Ce samedi, Donald Trump a clairement exprimé son intention d'envoyer la police de l'immigration, connue sous le nom d'ICE, pour assurer la sécurité dans les aéroports des États-Unis. En raison d’une paralysie budgétaire, des heures d'attente s'accumulent pour les voyageurs, face au manque d'agents spécialisés. "Si les démocrates extrêmes ne réagissent pas rapidement pour garantir la sécurité de notre pays, notamment dans nos aéroports, j'enverrai nos agent ICE pour gérer la situation", a tweeté Trump sur Truth Social.
Depuis le 14 février, les ressources allouées au Département de la Sécurité intérieure (DHS) sont gelées, un résultat direct d'un conflit majeur entre républicains et démocrates concernant les pratiques controversées de l'ICE, critiquées par de nombreux progressistes, comme le souligne 20 Minutes. En conséquence, de nombreux fonctionnaires de cette agence sont en chômage technique, tandis que ceux considérés essentiels continuent de travailler sans salaire jusqu'à ce qu'un accord soit atteint.
Des files d'attente interminables dans les aéroports
La situation actuelle a engendré une hausse de l'absentéisme parmi le personnel de sécurité, certains n'hésitant pas à chercher un emploi ailleurs. Cela a pour effet d'allonger les files d'attente dans les aéroports, où les passagers peuvent désormais attendre plusieurs heures pour passer le contrôle de sécurité, une situation alarmante pour de nombreux voyageurs.
Malgré le gel budgétaire, l'ICE continue ses opérations en utilisant des fonds approuvés antérieurement.
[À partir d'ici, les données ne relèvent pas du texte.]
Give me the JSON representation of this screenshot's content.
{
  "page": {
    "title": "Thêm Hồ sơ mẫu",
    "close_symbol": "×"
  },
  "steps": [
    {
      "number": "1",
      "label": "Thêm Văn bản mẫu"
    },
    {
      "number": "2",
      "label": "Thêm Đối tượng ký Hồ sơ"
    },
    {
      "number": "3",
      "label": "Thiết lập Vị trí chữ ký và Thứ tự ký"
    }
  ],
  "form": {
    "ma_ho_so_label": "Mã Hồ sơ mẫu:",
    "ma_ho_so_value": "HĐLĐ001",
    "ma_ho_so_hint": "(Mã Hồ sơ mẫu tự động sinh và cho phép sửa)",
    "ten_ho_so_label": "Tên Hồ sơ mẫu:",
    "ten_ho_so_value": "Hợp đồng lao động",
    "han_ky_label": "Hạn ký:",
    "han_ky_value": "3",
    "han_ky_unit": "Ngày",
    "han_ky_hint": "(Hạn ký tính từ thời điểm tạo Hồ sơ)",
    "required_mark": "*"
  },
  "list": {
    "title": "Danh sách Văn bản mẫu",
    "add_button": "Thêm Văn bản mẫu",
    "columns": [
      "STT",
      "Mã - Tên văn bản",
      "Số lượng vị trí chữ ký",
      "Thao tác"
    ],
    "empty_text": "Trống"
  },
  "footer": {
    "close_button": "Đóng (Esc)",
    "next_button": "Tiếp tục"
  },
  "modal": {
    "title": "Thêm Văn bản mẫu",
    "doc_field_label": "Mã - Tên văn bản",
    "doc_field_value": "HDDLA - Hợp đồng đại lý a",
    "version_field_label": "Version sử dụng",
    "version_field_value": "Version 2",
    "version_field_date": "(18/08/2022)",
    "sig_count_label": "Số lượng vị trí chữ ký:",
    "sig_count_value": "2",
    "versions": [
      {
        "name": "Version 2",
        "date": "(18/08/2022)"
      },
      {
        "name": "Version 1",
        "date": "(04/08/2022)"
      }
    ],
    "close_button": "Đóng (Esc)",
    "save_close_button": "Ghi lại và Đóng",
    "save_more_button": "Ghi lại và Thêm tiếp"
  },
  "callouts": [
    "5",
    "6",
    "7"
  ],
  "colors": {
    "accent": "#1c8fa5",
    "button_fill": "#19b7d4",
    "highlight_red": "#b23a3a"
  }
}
Trump a également averti que si ses agents étaient déployés dans les aéroports, ils procéderaient à "l'arrestation immédiate de tout immigrant entré illégalement", mettant particulièrement l'accent sur les personnes en provenance de Somalie.
Cette proposition soulève de nombreuses questions sur la sécurité, le respect des droits humains et l’ambiance dans les aéroports américains, alors que le débat politique culmine. Selon l'expert en politique publique, Dr. Jean-François Dupont, "ce type d'approche pourrait exacerber les tensions au sein des communautés déjà fragilisées". Les implications de cette décision sont à surveiller de près.